# 8.1: The Arctangent Function


## Definition

For any $$x \in \mathbb{R},$$ we call

$\arctan (x)=\int_{0}^{x} \frac{1}{1+t^{2}} d t$

the arctangent of $$x .$$

## Proposition $$\PageIndex{1}$$

The arctangent function is differentiable at every $$x \in \mathbb{R} .$$

Moreover, if $$f(x)=\arctan (x),$$ then

$f^{\prime}(x)=\frac{1}{1+x^{2}}.$

Proof

The result follows immediately from Theorem $$7.5 .4 .$$ $$\quad$$ Q.E.D.
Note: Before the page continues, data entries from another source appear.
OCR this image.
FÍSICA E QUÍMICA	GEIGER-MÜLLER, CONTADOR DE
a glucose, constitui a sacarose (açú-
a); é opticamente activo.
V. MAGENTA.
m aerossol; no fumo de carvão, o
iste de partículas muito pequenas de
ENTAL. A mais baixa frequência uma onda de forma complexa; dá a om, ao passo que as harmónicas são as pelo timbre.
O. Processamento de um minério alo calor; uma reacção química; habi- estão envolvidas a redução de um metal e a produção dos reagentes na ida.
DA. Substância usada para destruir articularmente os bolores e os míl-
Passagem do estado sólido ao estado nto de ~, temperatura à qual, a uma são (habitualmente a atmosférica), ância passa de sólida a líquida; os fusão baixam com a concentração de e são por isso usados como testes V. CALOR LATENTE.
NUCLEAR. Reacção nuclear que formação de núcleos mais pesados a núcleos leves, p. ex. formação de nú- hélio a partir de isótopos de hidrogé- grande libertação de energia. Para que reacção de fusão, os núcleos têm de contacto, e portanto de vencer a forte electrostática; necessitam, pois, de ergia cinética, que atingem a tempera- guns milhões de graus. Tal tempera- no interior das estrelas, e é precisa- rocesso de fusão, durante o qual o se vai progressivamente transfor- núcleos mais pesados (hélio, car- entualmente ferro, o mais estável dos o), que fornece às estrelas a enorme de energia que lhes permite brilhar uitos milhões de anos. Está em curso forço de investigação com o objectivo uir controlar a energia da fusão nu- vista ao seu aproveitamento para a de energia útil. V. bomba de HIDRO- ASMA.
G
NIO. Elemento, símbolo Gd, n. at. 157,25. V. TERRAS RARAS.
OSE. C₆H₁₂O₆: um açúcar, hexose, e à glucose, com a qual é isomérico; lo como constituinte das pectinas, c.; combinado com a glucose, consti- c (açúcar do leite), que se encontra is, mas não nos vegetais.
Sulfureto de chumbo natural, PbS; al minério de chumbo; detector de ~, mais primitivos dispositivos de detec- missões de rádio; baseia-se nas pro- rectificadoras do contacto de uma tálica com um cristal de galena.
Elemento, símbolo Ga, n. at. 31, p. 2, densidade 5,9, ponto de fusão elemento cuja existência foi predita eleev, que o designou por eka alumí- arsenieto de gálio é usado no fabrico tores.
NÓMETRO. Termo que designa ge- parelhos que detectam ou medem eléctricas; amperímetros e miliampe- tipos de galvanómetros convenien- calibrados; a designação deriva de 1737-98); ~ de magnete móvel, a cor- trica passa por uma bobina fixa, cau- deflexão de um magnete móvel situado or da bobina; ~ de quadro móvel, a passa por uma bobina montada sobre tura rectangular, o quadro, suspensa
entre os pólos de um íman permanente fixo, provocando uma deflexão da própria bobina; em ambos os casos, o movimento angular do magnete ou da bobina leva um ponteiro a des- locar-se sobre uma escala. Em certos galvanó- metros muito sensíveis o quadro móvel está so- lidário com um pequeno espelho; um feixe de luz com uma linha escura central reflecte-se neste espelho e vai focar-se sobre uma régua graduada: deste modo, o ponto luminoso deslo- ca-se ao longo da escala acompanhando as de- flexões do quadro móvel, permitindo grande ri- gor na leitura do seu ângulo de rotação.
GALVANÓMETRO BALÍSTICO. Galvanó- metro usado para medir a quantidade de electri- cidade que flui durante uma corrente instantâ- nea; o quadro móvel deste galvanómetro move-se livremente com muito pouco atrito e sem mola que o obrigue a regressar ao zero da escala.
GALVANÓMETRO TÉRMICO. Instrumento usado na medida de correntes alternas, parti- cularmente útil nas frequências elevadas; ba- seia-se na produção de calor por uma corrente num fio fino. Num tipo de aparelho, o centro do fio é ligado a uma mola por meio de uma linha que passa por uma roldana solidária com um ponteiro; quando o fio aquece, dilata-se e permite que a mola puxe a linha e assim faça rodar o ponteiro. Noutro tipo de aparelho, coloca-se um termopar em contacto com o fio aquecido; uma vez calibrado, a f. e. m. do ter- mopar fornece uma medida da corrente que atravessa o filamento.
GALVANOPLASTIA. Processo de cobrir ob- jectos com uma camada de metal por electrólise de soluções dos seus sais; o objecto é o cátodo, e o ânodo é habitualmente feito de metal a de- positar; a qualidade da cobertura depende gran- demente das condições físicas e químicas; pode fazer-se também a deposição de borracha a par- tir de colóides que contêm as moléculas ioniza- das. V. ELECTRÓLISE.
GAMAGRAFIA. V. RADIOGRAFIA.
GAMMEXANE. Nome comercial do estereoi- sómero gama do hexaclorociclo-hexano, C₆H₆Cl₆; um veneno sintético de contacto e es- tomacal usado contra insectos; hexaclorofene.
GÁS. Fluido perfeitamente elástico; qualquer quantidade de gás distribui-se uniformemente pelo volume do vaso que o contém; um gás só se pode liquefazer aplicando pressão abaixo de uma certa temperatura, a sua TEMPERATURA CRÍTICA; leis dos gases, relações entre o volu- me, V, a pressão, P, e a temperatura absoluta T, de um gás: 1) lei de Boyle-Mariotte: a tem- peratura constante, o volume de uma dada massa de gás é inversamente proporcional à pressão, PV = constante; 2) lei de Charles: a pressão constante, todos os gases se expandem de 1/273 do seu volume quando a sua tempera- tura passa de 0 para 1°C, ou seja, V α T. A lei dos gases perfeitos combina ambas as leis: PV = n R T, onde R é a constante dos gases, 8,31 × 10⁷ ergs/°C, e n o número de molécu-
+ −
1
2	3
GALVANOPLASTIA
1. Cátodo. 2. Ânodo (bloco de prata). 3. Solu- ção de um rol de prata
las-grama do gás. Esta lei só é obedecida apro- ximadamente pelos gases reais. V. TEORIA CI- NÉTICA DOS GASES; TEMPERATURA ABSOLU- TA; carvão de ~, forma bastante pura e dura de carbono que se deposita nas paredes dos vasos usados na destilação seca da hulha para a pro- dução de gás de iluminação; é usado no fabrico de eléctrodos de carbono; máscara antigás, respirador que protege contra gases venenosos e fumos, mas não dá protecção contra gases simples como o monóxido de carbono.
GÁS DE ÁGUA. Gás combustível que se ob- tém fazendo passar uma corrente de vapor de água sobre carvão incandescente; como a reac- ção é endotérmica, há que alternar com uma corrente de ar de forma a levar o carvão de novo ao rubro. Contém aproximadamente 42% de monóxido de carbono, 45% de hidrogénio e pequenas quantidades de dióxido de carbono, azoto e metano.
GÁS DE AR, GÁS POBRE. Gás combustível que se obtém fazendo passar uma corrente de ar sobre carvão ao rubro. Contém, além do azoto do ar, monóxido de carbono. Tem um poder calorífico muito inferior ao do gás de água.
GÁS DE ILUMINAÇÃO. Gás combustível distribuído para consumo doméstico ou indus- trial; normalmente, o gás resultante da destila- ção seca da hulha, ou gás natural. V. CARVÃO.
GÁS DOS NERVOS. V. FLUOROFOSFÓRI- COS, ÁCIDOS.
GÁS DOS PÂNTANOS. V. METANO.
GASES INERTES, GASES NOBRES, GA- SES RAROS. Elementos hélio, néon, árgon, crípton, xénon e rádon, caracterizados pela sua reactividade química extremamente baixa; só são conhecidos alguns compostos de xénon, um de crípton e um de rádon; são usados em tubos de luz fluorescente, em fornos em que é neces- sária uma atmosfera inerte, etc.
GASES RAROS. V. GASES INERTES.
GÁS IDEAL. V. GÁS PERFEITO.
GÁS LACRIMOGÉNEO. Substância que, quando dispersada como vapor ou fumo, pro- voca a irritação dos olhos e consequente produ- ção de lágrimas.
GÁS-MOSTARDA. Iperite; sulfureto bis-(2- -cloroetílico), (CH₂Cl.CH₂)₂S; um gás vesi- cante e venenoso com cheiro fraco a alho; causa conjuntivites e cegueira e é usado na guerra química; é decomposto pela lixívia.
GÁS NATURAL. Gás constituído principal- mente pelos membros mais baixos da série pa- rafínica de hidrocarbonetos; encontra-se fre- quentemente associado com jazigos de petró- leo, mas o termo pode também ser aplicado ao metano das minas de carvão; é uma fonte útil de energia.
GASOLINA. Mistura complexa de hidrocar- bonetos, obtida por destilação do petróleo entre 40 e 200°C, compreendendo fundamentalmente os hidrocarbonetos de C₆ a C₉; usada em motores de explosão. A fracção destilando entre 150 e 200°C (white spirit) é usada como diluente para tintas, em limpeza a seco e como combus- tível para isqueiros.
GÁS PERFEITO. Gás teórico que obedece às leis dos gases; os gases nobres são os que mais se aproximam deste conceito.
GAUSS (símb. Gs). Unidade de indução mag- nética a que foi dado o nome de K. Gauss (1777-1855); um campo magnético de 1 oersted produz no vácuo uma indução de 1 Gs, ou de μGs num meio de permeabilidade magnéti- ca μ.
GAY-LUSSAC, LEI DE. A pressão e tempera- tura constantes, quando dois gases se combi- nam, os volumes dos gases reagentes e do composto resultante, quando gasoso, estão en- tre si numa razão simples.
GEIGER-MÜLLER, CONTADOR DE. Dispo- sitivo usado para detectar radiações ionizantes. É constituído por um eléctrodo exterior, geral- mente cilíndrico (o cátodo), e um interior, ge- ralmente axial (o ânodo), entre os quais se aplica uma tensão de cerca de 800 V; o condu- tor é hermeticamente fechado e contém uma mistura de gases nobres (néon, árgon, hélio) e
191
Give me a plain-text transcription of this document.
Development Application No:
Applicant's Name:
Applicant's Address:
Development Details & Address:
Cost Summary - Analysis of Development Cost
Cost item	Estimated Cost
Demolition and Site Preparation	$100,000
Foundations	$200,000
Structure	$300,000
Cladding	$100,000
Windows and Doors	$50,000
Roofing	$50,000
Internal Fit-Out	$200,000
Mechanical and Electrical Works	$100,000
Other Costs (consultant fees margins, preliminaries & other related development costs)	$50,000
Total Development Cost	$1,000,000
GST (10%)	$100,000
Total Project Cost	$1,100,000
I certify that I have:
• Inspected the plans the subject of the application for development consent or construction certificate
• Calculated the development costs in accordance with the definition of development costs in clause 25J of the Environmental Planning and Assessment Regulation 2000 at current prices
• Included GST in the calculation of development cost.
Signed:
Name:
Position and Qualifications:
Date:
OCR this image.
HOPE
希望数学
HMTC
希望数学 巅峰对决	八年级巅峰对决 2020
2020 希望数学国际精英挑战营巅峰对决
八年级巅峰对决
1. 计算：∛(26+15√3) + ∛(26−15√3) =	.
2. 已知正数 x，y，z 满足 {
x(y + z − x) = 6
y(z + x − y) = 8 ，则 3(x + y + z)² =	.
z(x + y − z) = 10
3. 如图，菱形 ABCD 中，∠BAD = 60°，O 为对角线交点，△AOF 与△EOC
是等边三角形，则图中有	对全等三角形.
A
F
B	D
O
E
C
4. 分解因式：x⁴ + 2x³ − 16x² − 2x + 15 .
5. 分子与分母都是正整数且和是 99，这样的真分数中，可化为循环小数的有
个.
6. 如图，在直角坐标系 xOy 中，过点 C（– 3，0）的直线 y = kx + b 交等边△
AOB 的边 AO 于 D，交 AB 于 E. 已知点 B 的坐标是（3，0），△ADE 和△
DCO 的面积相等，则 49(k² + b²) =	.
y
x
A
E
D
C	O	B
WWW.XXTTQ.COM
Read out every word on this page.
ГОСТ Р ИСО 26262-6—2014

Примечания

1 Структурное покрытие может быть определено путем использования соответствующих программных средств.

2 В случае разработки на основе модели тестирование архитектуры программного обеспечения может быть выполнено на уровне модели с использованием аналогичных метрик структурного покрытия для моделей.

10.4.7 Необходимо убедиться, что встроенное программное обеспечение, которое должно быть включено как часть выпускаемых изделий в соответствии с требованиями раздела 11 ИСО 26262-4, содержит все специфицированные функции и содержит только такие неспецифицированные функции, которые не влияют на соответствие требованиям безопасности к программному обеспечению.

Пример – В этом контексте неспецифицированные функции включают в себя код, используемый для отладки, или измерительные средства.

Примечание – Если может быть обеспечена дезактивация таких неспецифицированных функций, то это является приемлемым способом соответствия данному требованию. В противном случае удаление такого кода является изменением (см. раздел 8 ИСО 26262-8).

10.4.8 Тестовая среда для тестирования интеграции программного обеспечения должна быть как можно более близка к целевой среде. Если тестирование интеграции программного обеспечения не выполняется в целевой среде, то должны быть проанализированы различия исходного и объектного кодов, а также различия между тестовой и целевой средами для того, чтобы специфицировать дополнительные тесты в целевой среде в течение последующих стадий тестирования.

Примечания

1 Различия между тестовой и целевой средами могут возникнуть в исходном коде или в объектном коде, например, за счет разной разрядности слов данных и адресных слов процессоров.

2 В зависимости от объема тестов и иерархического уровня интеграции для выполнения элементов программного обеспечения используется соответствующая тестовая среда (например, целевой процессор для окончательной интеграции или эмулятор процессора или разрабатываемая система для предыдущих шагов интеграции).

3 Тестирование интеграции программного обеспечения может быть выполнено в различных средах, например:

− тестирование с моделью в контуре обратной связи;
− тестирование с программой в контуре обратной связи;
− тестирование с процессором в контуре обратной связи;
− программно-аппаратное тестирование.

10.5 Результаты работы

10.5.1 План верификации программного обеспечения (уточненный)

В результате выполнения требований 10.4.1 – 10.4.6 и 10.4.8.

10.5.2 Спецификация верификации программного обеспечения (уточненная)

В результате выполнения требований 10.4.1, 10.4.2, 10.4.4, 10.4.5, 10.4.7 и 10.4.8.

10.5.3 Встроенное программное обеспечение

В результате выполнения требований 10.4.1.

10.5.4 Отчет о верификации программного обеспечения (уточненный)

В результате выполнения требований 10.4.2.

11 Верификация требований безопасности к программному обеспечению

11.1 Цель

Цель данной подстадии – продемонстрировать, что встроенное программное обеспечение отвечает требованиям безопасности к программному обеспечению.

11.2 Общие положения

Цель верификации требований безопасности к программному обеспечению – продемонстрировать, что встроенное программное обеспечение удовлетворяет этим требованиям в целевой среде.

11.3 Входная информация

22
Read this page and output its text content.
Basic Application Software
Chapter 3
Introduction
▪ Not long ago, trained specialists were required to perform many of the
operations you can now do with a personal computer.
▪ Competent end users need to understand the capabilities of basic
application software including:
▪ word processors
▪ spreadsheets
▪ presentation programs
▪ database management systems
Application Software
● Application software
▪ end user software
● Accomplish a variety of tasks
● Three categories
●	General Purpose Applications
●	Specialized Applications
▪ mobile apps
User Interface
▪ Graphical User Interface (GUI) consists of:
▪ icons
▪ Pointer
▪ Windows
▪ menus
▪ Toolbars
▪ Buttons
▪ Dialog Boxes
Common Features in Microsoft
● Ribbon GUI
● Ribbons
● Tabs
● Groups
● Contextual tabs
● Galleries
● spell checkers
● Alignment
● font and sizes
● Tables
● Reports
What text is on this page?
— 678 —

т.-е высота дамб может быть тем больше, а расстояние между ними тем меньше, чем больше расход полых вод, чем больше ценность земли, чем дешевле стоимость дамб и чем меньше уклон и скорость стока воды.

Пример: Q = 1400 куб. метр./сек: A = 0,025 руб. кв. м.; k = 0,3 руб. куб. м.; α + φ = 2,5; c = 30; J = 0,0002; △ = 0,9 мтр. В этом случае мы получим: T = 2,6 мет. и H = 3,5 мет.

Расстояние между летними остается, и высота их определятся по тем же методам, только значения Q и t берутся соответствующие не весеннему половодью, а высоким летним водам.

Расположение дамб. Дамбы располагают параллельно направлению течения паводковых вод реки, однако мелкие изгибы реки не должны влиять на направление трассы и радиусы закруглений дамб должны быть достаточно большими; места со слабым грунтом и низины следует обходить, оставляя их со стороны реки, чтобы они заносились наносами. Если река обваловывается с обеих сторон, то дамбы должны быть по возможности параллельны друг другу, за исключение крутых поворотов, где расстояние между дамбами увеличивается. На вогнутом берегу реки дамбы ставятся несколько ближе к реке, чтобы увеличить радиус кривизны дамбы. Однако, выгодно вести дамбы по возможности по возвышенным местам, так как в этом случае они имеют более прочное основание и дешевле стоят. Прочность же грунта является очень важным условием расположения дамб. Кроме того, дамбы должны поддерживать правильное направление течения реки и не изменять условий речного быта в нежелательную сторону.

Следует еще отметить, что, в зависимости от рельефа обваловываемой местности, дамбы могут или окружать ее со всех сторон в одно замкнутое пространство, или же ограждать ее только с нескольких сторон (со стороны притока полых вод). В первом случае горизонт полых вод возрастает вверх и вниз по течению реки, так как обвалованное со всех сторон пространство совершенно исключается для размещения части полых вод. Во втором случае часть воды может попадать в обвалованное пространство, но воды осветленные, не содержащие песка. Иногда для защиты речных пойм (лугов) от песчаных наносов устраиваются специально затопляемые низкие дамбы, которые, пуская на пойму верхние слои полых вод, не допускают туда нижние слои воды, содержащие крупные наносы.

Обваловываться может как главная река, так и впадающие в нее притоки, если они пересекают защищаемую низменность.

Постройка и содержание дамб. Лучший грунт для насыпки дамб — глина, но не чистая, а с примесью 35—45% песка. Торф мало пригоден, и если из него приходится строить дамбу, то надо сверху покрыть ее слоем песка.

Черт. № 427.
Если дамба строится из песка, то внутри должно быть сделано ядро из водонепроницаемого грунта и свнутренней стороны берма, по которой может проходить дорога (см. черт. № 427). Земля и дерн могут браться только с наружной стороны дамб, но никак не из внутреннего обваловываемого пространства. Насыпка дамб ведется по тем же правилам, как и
## Proposition $$\PageIndex{2}$$

The arctangent is increasing on $$\mathbb{R}$$.

Proof

The result follows immediately from the previous proposition and the fact that

$\frac{1}{1+x^{2}}>0$

for every $$x \in \mathbb{R}$$. $$\quad$$ Q.E.D.

## Definition

$$\pi=2 \lim _{x \rightarrow+\infty} \arctan (x)=2 \int_{0}^{+\infty} \frac{1}{1+t^{2}} d t$$

Note that $$0<\pi<4$$ by Example $$7.7 .1 .$$

The following proposition says that the arctangent function is an odd function.

## Theorem $$\PageIndex{3}$$

For any $$x \in \mathbb{R},$$ arctan $$(x)=-\arctan (-x)$$.

Proof

Using the substitution $$t=-u,$$ we have

\begin{aligned} \arctan (x)=\int_{0}^{x} \frac{1}{1+t^{2}} d t=-\int_{0}^{-x} \frac{1}{1+u^{2}} d u=-\arctan (-x). & \end{aligned}

Q.E.D.

It now follows that

$\lim _{x \rightarrow-\infty} \arctan (x)=-\lim _{x \rightarrow-\infty} \arctan (-x)=-\frac{\pi}{2}.$

Hence the range of the arctangent function is $$\left(-\frac{\pi}{2}, \frac{\pi}{2}\right)$$.

## Proposition $$\PageIndex{4}$$

If $$x>0,$$ then

$\arctan (x)+\arctan \left(\frac{1}{x}\right)=\frac{\pi}{2}.$

Proof

Using the substitution $$t=\frac{1}{u},$$ we have

\begin{aligned} \arctan \left(\frac{1}{x}\right) &=\int_{0}^{\frac{1}{x}} \frac{1}{1+t^{2}} d t \\ &=\int_{+\infty}^{x} \frac{1}{1+\frac{1}{u^{2}}}\left(-\frac{1}{u^{2}}\right) d u \\ &=-\int_{+\infty}^{x} \frac{1}{1+u^{2}} d u \\ &=\int_{x}^{+\infty} \frac{1}{1+u^{2}} d u \\ &=\frac{\pi}{2}-\int_{0}^{x} \frac{1}{1+u^{2}} d u \\ &=\frac{\pi}{2}-\arctan (x). \end{aligned}

Q.E.D.

## Proposition $$\PageIndex{5}$$

If $$x<0$$, then

$\arctan (x)+\arctan \left(\frac{1}{x}\right)=-\frac{\pi}{2}.$

Proof

The result follows immediately from the preceding proposition and the fact that arctangent is an odd function.

## Exercise $$\PageIndex{1}$$

Show that arctan $$(1)=\frac{\pi}{4}$$ and $$\arctan (-1)=-\frac{\pi}{4}$$.